A recent report about the closure of an overnight summer camp following a large outbreak of COVID-19 raises questions about the extent to which children contribute to the spread of the new coronavirus.
All data and statistics are based on publicly available data at the time of publication. Some information may be out of date.
As summer break draws to a close for many individuals in the Northern hemisphere, the question that remains on people’s minds is: To what extent can children contribute to the spread of the new coronavirus?
The evidence so far has been mixed.
A recent study in the journal JAMA Pediatrics compared the levels of viral RNA from swab tests and found that children aged 5 years and older have about the same amount of viral RNA as people over the age of 18.
Importantly, the authors also saw that children younger than 5 had even greater levels of viral RNA. They suggest that “young children can potentially be important drivers of SARS-CoV-2 spread in the general population.” However, they do admit that their study did not look at infectious virus.
On the other hand, a rapid review by the National Collaborating Centre for Methods and Tools at McMaster University in Hamilton, Canada, concluded that “young children are not a major source of transmission.”
When children did acquire the virus, the source was more likely to be community spread or an adult in the same household, rather than transmission from one child to another. The authors state that the quality of this evidence is moderate.
That said, the Centers for Disease Control and Prevention (CDC) released a report last week about an outbreak that forced an overnight camp in Georgia to close at the end of June.
Within 2 days of the camp opening at the end of June, a teenage staff member began showing symptoms of COVID-19. They received a positive SARS-CoV-2 test result the following day.
On the same day, camp officials started sending the campers (the youngest of whom were 6 years old) home.
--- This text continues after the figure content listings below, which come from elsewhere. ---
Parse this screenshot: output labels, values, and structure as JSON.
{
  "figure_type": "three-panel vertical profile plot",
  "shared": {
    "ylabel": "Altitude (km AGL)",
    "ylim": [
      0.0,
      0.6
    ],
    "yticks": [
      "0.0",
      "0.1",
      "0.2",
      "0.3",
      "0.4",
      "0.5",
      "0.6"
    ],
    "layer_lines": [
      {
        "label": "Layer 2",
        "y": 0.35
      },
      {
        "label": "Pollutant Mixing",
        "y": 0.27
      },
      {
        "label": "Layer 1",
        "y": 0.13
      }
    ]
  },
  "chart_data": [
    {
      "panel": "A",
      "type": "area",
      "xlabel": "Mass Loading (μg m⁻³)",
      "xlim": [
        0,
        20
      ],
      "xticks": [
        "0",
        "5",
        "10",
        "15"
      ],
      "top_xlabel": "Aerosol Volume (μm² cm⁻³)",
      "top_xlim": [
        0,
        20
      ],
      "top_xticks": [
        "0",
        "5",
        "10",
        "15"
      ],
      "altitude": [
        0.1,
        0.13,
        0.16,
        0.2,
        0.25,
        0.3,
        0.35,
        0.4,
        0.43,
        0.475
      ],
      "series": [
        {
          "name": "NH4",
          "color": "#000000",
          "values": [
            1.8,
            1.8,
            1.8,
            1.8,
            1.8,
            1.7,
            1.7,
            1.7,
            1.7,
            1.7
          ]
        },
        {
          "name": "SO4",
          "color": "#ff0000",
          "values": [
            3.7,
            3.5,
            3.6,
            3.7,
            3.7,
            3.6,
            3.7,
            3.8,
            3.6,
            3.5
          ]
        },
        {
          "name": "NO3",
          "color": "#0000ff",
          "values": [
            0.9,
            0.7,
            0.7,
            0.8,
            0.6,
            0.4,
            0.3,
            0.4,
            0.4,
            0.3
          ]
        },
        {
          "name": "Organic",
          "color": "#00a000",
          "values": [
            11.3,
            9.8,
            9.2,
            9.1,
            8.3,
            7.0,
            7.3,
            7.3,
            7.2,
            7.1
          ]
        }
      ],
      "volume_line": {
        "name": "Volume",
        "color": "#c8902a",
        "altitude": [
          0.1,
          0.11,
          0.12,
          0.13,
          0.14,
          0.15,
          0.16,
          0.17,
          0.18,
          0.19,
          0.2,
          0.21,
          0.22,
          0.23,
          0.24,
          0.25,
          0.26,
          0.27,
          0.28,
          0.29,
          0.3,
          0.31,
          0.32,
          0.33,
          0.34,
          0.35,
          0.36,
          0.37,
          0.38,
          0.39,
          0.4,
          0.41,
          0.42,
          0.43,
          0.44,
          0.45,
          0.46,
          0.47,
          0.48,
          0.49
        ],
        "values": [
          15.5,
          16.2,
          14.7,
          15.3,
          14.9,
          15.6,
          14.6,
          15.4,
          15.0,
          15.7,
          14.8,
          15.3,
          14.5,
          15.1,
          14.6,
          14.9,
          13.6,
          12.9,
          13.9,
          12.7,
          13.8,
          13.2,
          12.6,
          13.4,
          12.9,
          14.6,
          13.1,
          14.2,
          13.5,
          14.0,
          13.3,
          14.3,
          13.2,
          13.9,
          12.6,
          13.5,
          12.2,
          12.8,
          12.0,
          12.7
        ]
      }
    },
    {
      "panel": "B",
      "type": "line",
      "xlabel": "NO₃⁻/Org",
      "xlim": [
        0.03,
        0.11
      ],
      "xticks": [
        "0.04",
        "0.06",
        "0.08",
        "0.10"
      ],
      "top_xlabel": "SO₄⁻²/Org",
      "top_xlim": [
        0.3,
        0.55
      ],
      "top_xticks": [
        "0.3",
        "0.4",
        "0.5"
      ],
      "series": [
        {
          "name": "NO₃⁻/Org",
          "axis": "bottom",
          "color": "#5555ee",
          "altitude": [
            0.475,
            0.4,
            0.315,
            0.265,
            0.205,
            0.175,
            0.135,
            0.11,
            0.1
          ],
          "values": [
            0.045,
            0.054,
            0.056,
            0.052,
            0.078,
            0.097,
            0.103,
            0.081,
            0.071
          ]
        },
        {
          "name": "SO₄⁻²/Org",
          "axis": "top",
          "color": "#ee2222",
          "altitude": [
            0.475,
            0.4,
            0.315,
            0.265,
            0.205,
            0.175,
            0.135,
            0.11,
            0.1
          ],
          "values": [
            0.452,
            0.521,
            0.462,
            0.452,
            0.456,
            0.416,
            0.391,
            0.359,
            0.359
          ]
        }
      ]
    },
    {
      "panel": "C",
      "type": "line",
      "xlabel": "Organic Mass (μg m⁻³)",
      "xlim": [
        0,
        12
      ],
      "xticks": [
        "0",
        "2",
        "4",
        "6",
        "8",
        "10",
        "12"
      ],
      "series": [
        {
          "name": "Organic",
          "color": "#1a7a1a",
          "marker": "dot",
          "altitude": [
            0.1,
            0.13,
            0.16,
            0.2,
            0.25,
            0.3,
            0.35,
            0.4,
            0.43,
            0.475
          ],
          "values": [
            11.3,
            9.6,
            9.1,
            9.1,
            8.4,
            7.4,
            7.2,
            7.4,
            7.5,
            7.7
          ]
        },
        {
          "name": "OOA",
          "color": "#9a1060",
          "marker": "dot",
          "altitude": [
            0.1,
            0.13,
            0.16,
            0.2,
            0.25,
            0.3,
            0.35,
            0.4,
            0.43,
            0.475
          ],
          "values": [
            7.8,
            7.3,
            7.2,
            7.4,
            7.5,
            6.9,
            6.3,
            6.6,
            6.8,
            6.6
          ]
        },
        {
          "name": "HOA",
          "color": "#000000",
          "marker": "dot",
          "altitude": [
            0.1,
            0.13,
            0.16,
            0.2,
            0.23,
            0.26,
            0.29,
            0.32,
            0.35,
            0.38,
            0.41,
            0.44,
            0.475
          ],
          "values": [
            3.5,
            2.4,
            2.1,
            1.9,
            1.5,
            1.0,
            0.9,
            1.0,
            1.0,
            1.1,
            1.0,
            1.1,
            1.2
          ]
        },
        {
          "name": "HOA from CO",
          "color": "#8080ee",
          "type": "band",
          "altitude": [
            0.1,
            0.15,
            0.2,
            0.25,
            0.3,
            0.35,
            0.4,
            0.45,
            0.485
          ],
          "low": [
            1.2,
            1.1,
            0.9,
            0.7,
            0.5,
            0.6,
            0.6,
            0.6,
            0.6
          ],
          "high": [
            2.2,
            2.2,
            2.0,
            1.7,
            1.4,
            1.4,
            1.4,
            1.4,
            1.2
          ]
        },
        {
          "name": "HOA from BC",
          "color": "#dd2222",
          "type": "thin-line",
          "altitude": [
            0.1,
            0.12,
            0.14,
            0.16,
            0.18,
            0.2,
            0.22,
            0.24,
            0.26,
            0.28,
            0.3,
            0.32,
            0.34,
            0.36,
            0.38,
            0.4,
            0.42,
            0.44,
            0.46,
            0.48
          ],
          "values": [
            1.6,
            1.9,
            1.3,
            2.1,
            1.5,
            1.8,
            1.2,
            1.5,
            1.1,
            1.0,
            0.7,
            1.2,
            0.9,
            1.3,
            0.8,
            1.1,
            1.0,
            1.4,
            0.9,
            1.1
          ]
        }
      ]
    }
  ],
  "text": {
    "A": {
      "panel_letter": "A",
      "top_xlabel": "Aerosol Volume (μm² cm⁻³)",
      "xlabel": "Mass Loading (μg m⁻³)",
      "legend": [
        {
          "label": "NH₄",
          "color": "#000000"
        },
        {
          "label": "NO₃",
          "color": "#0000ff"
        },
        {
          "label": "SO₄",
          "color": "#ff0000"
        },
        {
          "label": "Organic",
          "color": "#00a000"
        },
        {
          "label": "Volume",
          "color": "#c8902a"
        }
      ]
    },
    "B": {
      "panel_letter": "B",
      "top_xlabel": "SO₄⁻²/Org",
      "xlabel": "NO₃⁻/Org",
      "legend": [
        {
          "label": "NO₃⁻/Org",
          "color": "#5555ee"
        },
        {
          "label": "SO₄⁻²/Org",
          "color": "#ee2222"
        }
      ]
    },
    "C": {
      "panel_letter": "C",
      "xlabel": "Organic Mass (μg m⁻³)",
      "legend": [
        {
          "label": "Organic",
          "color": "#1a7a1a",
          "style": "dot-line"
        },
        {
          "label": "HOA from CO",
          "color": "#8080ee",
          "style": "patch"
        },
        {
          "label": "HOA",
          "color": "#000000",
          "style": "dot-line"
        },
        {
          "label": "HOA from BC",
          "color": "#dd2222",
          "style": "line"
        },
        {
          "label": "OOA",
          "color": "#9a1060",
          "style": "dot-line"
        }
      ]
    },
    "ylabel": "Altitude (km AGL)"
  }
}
They closed the camp 3 days later.
The Georgia Department of Public Health recommended that all attendees receive a SARS-CoV-2 test.
A team from the Georgia Department of Public Health, the CDC COVID-19 Response Team, and the Epidemic Intelligence Service at the CDC subsequently analyzed 344 test results. This was out of a total of the 597 attendees who were Georgia residents.
This allowed the team to calculate the attack rate, which is the incidence proportion or the risk.
“The overall attack rate was 44% (260 of 597), 51% among those aged 6–10 years, 44% among those aged 11–17 years, and 33% among those aged 18–21 years,” the authors write in their report.
The attack rates increased as the attendees spent increasing amounts of time at the camp. At 56%, it was highest among staff members.
Symptom data were available for 136 cases, of which 36 were asymptomatic. Of the remaining 100, 65% included fever, 61% included headaches, and 46% included a sore throat.
The authors point out that the attack rate was likely higher than they were able to calculate, as they only had the test results for 57% of the attendees.
They also cannot say for certain whether some of the confirmed cases occurred as a result of acquiring the virus at the camp or before arriving.
They did ask all attendees to supply a negative test result within a period of 12 days before arrival. However, it is plausible that someone contracted the virus after taking the test and before coming to the camp.
The researchers also did not have any data on how well the individuals adhered to prevention measures, such as physical distancing and mask use. Although the staff and trainees had a requirement to wear masks, the campers did not.
“These findings demonstrate that SARS-CoV-2 spread efficiently in a youth-centric overnight setting, resulting in high attack rates among persons in all age groups, despite efforts by camp officials to implement most recommended strategies to prevent transmission,” explain the authors of the report.
“The multiple measures adopted by the camp were not sufficient to prevent an outbreak in the context of substantial community transmission,” they add. “Relatively large cohorts sleeping in the same cabin and engaging in regular singing and cheering likely contributed to transmission.”
The team recommends an emphasis on physical distancing and the correct use of face coverings for gatherings.
What these data mean for the upcoming school year is not clear. In the meantime, children, parents, caregivers, and teachers alike are looking to public health officials to balance the risks and develop mitigation strategies to keep their communities safe.